Arto klingt nun reichlich verwirrt und mir wird klar, dass nicht nur sein Gesicht sondern auch seine Stimme viel mehr von seinen innersten Gefühlen preis gibt, als man es von einem seiner Art erwarten würde. "Soweit ich mich erinnere, sind Mäuse winzig kleine Tiere im offenen Feld. Wie viel Leute braucht man denn, um eine zu fangen?" Sofort beginnt einer der Bandenmitglieder mit beleidigenden Flüchen aber Pauls Vater ist ebenfalls ein Ratsmitglied und als sein Sohn erinnert er sich jetzt an die heutige Gästeliste. "Du bist einer der neuen Pedra-Diplomaten aus FlussEnd, oder?" Ich schüttle in meinem Versteck den Kopf über Paul, denn offizielle Vertreter der Bergleute geben sehr viel auf Höflichkeit und allein ihn einfach zu duzen ist normalerweise ein Fauxpas sondergleichen. obwohl dieser Pedra hier selbst direkt zum du greift und es herausfordert. Gespannt belausche ich weiter die Unterhaltung.
"Bin ich, und ich dachte, ich könnte die Stadt ein wenig auf eigene Faust erkunden, aber ich fürchte ich habe etwas die Orientierung verloren." Artos warme dunkle Stimme bringt die Gruppe wohl endlich zur Ruhe und Paul besinnt sich endlich seiner Aufgaben, die man von ihm als Sohn eines Ratsmitglieds erwartet. "Willkommen und bitte erlaube mir, dich ein wenig herum zu führen." Er hat die Rolle des Anführers übernommen, aber der Pedra ordnet sich nicht einfach so seiner Führung unter. "Ich möchte aber wirklich niemanden von seiner Arbeit abhalten," erklärt er ernst und zögert somit, die Hilfe anzunehmen, die ihm angeboten wurde. "Oh, dass ist überhaupt kein Problem, bei der Jagd ging es nur um ein wenig Spaß, doch dich sicher zu deinen Angehörigen zurück zu begleiten ist für mich als Sohn eines Stadtrats auf jeden Fall die wirklich wichtige Aufgabe."
Endlich höre ich sie weggehen.
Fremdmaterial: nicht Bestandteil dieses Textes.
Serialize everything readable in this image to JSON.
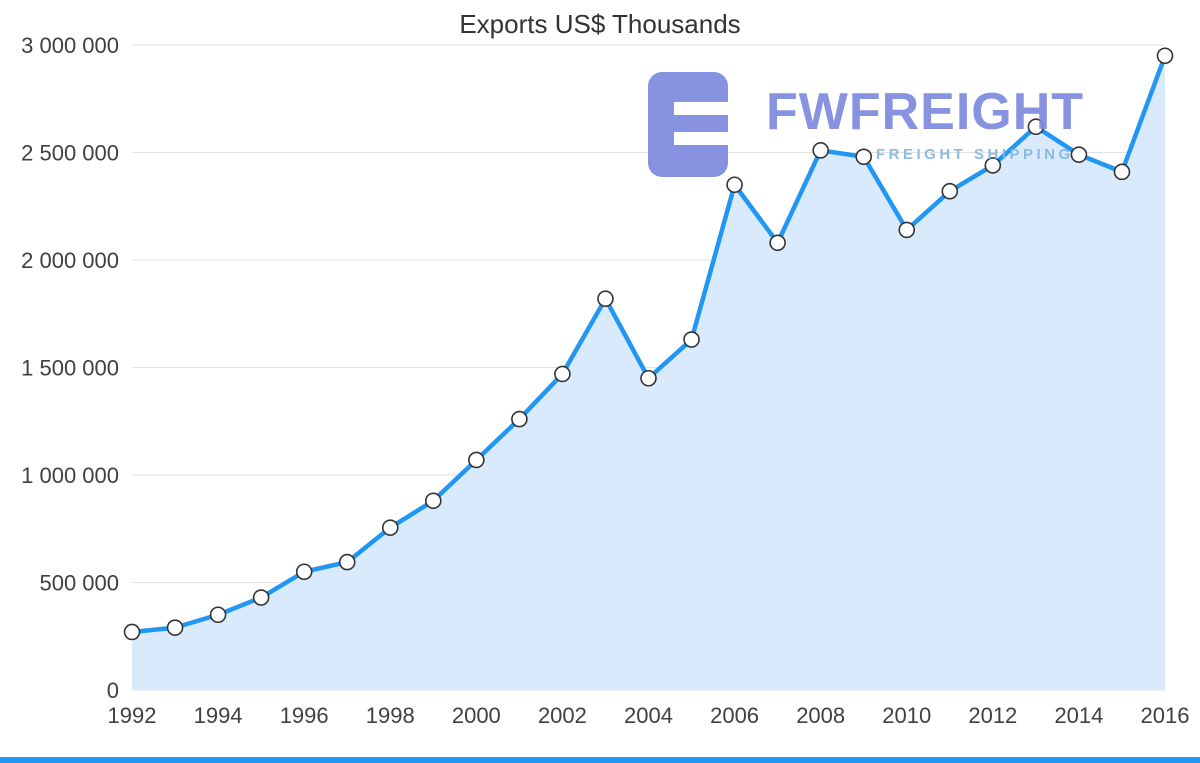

Ich sitze in mein Versteck gezwängt und muss mich wirklich anstrengen nicht laut los zu lachen, über Arto und die Worte mit denen er Paul geschickt aber wirkungsvoll in die Schranken gewiesen und sogar indirekt beleidigt hat. Und als ich ihn dann aus einiger Entfernung noch einmal laut rufen höre, bricht mein unterdrücktes Gelächter fast aus mir heraus. "Hey, ihr zwei, wenn ihr mitkommen wollt solltet ihr euch beeilen." Ich sehe Paul regelrecht vor mir, wir er genervt die Augen verdreht während er diejenigen, die er wohl bei mir zurück lassen wollte, ebenfalls abberuft. "Er hat recht, beeilt euch. Morgen ist auch noch ein Tag."
Danke Arto, denke ich bei mir und warte noch einige Minuten ab, bevor ich mein Mauseloch verlasse. Das war eine echt knappe Jagd dieses Mal aber auch eine sehr interessante Begegnung. Es schien mir als wüsste er selbst ein oder zwei Dinge darüber was es bedeutet, anders zu sein. Ich habe sofort, als ich ihn erblickte, eine besondere Beziehung zu ihm gespürt, als ob ich ihm ungesehen vertrauen könnte. Ich will auf jeden Fall ebenfalls noch einmal mit ihm sprechen.
Ganz abgesehen davon hilft mir das schnelle Ende dieser Jagd sehr. Ich muss ganz dringend neue Fluchtwege herausfinden und denke, ich sollte Nonna einen Besuch abstatten und sie nach Vorschlägen dazu fragen. Vielleicht ist sie bereit, ein paar mehr Geheimnisse mit mir zu teilen.